Montana


Officials at Montana’s insurance department are confident that this year will be a continuation of the Treasure State’s push to solidify its position as a go-to captive domicile.

Having licensed its first captive in 2002, the state is now on course to license its 200th within the next 12 months, following a 2014 that saw it add 34 new formations to its roster.

Although Montana did lose seven captives last year, its net gain of 27 entities demonstrates that it’s undergoing a period of growth at a time when domicile competition is increasing in the US. In 2013, Montana secured 47 new captives, bringing its then total to 150. The state lost 11 entities that year, so 2014 was a little slower, admits Steve Matthews, director of captives in the Office of the Commissioner of Securities and Insurance.

“I think we are going to be the same as what happens in the rest of the country. I’m expecting us to do what we’ve done the last few years. We’ve got the expertise and the infrastructure here that make us an attractive domicile for plenty of companies out there.”

Putting forward’s Montana’s pitch for new business, Matthews explains: “We cater broadly, we’re open to any type of captive. We are looking for captives that make business sense and meet our regulatory requirements.”

“We have a couple of captive management firms here in the state that do great work and we really want to see them grow and continue to prosper. We also have several law firms in the state that do a lot of captive work for captive clients. Our in-state infrastructure is growing and getting more excited about the business, but we also allow some out-of-state captive managers, too.”

Regulatory tweaks

Among the legislative changes made last year was Montana’s adoption of a series LLC (limited liability company) capability for protected cells. In essence, the LLC capability is another level of protection for a cell within a protected cell captive, allowing cells to erect partitions between each other’s liabilities. Montana’s decision to allow series LLC captives makes it only the second to do so in the US, with Delaware being the first domicile to adopt the capability.

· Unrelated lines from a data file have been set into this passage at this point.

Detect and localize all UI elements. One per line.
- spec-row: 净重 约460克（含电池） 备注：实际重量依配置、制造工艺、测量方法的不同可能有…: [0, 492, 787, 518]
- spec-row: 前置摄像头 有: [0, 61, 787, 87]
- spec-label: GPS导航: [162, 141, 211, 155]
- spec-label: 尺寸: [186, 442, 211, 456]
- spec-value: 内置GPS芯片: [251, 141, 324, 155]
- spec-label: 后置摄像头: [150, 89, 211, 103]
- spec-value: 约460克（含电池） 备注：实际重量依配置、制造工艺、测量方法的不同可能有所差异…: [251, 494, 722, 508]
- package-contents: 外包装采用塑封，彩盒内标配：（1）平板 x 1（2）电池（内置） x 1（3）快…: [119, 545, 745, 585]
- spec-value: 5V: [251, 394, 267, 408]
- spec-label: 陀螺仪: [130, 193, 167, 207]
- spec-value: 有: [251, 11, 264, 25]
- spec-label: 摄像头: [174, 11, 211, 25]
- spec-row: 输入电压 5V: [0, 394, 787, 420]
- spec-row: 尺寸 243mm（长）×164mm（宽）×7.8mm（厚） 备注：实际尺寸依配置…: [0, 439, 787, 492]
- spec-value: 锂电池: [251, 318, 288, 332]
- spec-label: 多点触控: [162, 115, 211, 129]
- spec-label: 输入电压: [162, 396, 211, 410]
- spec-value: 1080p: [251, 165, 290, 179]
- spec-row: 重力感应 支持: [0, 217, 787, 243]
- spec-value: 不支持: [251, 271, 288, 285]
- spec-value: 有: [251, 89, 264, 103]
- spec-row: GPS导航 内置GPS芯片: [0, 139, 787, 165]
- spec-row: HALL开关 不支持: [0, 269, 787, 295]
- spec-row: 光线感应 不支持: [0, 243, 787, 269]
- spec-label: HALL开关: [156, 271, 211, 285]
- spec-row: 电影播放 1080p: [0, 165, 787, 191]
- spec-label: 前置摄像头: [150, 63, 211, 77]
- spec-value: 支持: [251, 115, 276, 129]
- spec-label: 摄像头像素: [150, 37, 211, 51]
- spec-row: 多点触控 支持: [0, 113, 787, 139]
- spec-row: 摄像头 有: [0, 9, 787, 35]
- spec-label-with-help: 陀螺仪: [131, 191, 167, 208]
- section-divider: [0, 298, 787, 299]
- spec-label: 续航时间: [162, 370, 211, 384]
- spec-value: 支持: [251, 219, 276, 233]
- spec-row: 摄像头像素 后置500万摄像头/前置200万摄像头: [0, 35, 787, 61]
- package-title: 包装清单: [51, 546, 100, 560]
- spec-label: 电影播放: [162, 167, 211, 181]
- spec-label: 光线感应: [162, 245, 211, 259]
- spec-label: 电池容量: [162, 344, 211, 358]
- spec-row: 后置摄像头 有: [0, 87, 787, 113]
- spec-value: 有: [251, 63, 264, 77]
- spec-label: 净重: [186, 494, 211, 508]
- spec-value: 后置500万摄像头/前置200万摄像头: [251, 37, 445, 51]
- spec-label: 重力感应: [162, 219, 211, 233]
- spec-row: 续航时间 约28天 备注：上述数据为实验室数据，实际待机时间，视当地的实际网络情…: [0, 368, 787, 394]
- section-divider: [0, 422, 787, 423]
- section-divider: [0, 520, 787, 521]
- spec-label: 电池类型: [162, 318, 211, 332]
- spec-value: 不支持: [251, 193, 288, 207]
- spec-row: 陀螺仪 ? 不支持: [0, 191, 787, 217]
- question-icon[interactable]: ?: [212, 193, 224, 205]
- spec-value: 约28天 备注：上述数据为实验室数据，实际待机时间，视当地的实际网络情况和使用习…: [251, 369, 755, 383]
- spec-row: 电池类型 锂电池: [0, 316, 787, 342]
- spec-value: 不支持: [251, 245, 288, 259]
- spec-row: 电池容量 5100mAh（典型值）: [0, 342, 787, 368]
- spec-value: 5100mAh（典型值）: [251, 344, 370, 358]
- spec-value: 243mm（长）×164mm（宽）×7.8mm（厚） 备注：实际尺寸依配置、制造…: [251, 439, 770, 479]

Matthews says: “2014 was our first full year with the series LLC capability. The aim of its introduction was to keep up with the other states and be on the cutting edge and allow captives to take advantage of that. All that has to happen is a captive, the captive manager and their attorney decide that the series LLC is the vehicle they want to use and they have to fill out the appropriate form. So far they seem to be working fine.”

Montana’s legislature is currently considering multiple captive insurance bills. One in particular aims to make business fairer in the Treasure State.

It will allow for a pro-rata distribution of taxes within the year of a captive’s closure, so as to make leaving the domicile less punitive. Matthews explains: “We have a minimum premium tax and we have prorated that on the year of formation of the captive. What we didn’t have was a way of adjusting the minimum premium tax when a captive closes. At the moment, even if a captive dissolves at the beginning of the year, it pays the same tax as a captive that closes right at the end of the year.”

Under Montana’s current captive laws, the minimum premium tax was also set higher, with it having to be prorated on a quarterly basis beginning at $5,000 in Q1, $3,750 in Q2, $2,500 in Q3 and $1,250 in Q4.

The new bill would amend Montana’s legislation to add a whole new section on minimum premium taxes for the year in which the captive dissolves, with thresholds set at $1,250 in Q1, $2,500 in Q2, $3,750 in Q3 and $5,000 in Q4.

Matthews says: “With this new bill, we will be able to use a pro-rata distribution for the minimum premium tax when the captive dissolves. If they dissolve in the month of January, they pay considerably less tax, which is always the fairer way to do it.”